Краснушкину пришлось только записывать полученные распоряжения.
36
Только на четвертый день Краснушкину и Варе удалось вырваться в
город.
- Варенька, вы сразу отправляйтесь домой. Скажите Кате, что я буду к
вечеру. А мне надо по весьма важному делу. - Краснушкин усадил Варю на
извозчика, сложил к ее ногам свертки и, помахав рукой, зашагал в другую
сторону.
Взяв извозчика, он назвал адрес:
- Петровская улица. Да побыстрей, голубчик. Видишь, к больному спешу.
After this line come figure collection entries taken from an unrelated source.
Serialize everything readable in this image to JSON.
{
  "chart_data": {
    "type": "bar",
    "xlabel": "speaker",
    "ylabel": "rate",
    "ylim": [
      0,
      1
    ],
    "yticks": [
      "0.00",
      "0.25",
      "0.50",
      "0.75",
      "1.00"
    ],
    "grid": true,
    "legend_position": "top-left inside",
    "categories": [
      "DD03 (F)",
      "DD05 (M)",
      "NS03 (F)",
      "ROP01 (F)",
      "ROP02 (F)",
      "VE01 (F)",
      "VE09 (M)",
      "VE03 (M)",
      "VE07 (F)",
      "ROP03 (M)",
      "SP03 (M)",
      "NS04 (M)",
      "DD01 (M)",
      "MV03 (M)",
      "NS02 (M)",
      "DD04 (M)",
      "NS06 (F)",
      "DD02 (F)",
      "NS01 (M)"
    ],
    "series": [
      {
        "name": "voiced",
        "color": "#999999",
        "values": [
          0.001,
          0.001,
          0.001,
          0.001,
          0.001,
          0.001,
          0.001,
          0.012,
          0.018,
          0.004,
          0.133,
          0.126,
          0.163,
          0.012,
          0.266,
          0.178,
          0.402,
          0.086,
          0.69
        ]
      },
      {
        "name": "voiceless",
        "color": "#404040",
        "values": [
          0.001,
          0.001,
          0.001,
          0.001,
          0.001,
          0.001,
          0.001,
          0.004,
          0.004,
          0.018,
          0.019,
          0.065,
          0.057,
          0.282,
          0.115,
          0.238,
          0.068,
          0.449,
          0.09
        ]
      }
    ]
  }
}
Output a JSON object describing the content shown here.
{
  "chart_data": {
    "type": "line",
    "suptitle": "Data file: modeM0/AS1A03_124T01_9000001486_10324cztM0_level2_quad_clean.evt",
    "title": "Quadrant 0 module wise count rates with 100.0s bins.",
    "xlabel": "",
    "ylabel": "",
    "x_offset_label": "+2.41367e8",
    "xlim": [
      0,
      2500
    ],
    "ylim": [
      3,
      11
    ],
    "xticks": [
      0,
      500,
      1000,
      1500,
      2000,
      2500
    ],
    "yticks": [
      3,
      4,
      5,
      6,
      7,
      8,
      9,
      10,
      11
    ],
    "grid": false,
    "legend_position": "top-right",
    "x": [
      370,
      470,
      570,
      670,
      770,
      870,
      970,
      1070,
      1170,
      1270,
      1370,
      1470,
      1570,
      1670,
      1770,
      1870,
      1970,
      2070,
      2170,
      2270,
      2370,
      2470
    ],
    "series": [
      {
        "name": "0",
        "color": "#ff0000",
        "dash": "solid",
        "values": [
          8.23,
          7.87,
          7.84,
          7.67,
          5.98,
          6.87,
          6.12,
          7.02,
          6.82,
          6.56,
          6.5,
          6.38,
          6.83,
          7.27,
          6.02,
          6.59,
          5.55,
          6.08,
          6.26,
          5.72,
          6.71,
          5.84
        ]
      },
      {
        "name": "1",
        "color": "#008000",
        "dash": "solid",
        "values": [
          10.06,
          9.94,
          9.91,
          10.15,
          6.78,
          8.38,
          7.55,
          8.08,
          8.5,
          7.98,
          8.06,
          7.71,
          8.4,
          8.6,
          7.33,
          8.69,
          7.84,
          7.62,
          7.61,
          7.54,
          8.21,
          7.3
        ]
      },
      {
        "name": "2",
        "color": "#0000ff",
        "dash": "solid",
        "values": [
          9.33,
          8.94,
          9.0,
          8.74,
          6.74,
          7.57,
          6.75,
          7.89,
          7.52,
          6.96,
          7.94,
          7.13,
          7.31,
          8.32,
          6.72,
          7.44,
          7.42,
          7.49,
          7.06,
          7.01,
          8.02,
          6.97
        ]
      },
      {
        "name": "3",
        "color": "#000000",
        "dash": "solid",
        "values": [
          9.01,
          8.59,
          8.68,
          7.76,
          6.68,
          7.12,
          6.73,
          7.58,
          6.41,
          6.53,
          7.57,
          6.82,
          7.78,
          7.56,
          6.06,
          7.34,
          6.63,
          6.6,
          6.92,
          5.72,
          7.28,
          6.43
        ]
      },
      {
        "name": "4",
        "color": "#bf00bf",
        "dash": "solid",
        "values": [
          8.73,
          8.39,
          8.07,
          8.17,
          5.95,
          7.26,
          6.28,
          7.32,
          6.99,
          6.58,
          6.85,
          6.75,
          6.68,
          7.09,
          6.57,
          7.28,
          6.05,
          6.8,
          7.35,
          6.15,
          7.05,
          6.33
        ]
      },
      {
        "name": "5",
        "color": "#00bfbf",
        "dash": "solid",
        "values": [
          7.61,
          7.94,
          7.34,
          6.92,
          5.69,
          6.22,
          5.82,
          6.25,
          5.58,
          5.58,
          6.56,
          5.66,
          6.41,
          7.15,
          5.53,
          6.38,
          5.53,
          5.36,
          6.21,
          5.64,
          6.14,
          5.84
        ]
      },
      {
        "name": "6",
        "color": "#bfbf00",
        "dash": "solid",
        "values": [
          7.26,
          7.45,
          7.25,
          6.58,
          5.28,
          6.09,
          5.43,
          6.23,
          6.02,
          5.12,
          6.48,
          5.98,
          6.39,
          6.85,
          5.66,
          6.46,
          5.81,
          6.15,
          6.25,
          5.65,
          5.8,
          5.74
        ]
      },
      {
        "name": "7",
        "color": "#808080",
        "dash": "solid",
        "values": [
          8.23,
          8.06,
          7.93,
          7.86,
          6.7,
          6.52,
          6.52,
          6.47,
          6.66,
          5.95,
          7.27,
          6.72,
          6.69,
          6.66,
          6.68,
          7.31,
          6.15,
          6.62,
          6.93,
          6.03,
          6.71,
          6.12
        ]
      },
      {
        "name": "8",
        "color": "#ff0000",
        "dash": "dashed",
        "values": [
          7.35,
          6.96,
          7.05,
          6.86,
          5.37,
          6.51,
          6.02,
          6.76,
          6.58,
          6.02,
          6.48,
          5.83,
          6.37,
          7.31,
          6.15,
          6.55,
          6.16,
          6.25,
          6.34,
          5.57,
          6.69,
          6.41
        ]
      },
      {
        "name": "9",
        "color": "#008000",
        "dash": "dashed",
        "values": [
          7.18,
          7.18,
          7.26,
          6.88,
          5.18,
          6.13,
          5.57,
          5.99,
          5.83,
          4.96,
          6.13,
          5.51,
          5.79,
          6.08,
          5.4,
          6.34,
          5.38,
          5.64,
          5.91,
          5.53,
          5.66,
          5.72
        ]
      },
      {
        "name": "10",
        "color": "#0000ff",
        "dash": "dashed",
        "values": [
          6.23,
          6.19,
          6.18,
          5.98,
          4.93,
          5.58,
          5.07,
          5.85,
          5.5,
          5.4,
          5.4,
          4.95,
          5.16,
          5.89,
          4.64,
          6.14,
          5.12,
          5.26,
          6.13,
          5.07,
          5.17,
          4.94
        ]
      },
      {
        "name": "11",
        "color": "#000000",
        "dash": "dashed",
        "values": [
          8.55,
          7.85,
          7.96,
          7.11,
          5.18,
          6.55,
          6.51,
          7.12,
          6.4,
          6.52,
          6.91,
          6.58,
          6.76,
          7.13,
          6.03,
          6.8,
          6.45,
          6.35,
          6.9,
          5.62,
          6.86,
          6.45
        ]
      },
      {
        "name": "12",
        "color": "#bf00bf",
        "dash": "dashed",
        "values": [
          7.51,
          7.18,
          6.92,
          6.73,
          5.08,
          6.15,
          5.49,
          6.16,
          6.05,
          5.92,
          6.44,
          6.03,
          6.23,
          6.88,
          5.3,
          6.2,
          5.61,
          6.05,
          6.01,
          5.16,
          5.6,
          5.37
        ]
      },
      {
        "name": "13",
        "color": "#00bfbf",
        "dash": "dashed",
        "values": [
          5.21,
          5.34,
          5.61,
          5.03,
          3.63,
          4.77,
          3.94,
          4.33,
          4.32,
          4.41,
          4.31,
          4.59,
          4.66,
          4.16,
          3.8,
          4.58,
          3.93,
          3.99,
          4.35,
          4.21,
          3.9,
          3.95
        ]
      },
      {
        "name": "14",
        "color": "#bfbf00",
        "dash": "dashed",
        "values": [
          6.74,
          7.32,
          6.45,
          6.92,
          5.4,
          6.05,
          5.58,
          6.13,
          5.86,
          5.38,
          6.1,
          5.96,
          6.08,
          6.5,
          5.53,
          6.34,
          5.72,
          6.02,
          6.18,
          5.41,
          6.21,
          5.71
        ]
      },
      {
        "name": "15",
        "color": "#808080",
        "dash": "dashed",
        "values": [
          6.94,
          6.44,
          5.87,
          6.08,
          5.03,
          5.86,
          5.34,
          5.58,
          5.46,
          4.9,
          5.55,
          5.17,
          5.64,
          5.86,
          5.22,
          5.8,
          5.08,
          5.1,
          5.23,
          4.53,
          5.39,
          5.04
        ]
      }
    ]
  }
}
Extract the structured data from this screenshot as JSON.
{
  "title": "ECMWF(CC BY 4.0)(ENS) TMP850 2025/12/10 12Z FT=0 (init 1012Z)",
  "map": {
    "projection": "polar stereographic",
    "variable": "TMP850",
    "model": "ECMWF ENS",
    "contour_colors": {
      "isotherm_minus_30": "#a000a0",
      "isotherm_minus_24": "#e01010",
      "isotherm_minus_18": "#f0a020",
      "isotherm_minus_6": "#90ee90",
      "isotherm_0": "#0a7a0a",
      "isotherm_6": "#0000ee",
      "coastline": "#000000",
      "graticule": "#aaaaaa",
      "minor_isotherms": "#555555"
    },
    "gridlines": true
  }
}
Краснушкин поставил на колени обычный, видавший виды докторский
баульчик.
В тихой улочке у небольшого, одноэтажного, с мезонином особнячка
пролетка остановилась. Краснушкин, расплатившись с извозчиком и дав на чай
за быструю езду, деловой походкой очень занятого человека взошел на
крыльцо, резко позвонил. Открыла дверь средних лет женщина в коричневом
платье.
- Кого вам угодно? - сдержанно спросила она.
- Я доктор. Меня вызвали к больному ребенку, к госпоже Борейко.